Every journalist dreads crashing a manufacturer-owned test car. Chance, lack of skill, someone running a red light—it always looms as a possibility. And in my 26 years working for car magazines, crashes had always happened to someone else. I'd started to think that I would be skilled enough, careful enough, and lucky enough to make it through my career unscathed. How presumptuous.
When we left the parking lot of Berea College's Boone Tavern Hotel at the beginning of Performance Car of the Year testing, our fleet contained not one, but two bright-orange mid-engine British cars: a Lotus Evora and a McLaren 570S. After a glorious morning on some of Kentucky's finest two-lanes, we executed a driver change at a gas station.
I was in the McLaren when we got back on the road, leading our group on the day's seventh leg—two days on the track and another day on public roads ahead of us. The pavement was clear and dry, the September sky that wonderful Southern blue.

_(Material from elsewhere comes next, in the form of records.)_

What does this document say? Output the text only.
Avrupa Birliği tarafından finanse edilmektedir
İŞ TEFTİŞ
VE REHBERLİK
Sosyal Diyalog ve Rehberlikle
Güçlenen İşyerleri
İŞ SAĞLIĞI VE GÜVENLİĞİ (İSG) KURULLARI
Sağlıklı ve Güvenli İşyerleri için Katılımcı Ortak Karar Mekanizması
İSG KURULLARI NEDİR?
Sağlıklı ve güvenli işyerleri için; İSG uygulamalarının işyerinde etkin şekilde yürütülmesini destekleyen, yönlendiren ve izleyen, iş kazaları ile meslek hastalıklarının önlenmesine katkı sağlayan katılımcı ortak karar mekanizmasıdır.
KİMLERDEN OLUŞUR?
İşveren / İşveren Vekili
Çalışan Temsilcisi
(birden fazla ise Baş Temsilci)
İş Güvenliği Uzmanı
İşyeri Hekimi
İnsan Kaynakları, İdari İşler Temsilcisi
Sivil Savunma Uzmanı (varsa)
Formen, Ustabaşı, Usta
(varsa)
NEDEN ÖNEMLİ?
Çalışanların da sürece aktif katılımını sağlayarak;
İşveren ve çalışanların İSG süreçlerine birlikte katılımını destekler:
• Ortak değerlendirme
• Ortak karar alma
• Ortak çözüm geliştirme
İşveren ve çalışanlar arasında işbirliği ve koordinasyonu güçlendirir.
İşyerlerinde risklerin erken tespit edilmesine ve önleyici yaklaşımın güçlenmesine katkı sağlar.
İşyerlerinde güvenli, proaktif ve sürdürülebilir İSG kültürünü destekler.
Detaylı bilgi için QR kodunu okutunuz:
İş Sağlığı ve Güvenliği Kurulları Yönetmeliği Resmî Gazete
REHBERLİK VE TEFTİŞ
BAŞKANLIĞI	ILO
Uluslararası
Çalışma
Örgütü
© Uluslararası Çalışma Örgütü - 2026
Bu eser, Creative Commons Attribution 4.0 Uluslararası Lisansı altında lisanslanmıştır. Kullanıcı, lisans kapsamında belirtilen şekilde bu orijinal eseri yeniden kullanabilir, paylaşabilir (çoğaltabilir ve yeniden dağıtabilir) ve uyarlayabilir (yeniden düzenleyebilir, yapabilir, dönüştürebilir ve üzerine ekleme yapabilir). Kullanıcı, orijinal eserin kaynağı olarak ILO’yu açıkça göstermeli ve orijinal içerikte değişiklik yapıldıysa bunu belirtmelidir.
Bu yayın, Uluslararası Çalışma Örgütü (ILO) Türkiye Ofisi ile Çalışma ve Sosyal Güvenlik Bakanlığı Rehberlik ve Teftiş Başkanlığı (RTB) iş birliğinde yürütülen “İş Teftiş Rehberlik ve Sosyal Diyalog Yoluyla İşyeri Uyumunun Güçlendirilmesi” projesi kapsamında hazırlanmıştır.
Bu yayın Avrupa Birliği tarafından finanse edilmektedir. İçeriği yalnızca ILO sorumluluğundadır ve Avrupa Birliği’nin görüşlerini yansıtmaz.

About a quarter mile after an intersection, the route veered to the left. Decreasing-radius corner, downhill and blind. The road looked painted on the hill, twisted and liquid, but also like any one of a hundred other corners we'd navigated that day. I didn't see the loose gravel on the edge of the asphalt, and I dropped the McLaren's right front wheel. There wasn't time or space for stability control to fix it, and the car shot onto the grass.
In that millisecond, I thought, "I can handle this." And then I clearly couldn't.
I was obviously going too fast. I flew up a ditch and plowed down three sections of farm fence—posts like tree trunks, none piercing the windshield by luck. And then the McLaren stopped, its nose lodged against a tall cedar.
I was unhurt, a testament to the crash-worthiness of the modern supercar and this one's rigid carbon-fiber tub. I was grateful, of course. But mostly, I was relieved that no other cars or people were involved.
How does it feel to crash your first car on the job, after decades of safety? Any intelligent person could guess. Despondent and embarrassed doesn't begin.
For predictable reasons, car magazines don't usually announce when they crash a test vehicle. But we felt it was important to publicly confirm why the 570S was absent. McLaren chose not to participate in PCOTY competition in 2015, but this year, partly at my urging, they sent their entry model.
We had high hopes for the machine, which won a recent comparison test with the Audi R8. It had a very real shot at the PCOTY title, right up there with the car that won, and in the first day, I took it out of the competition.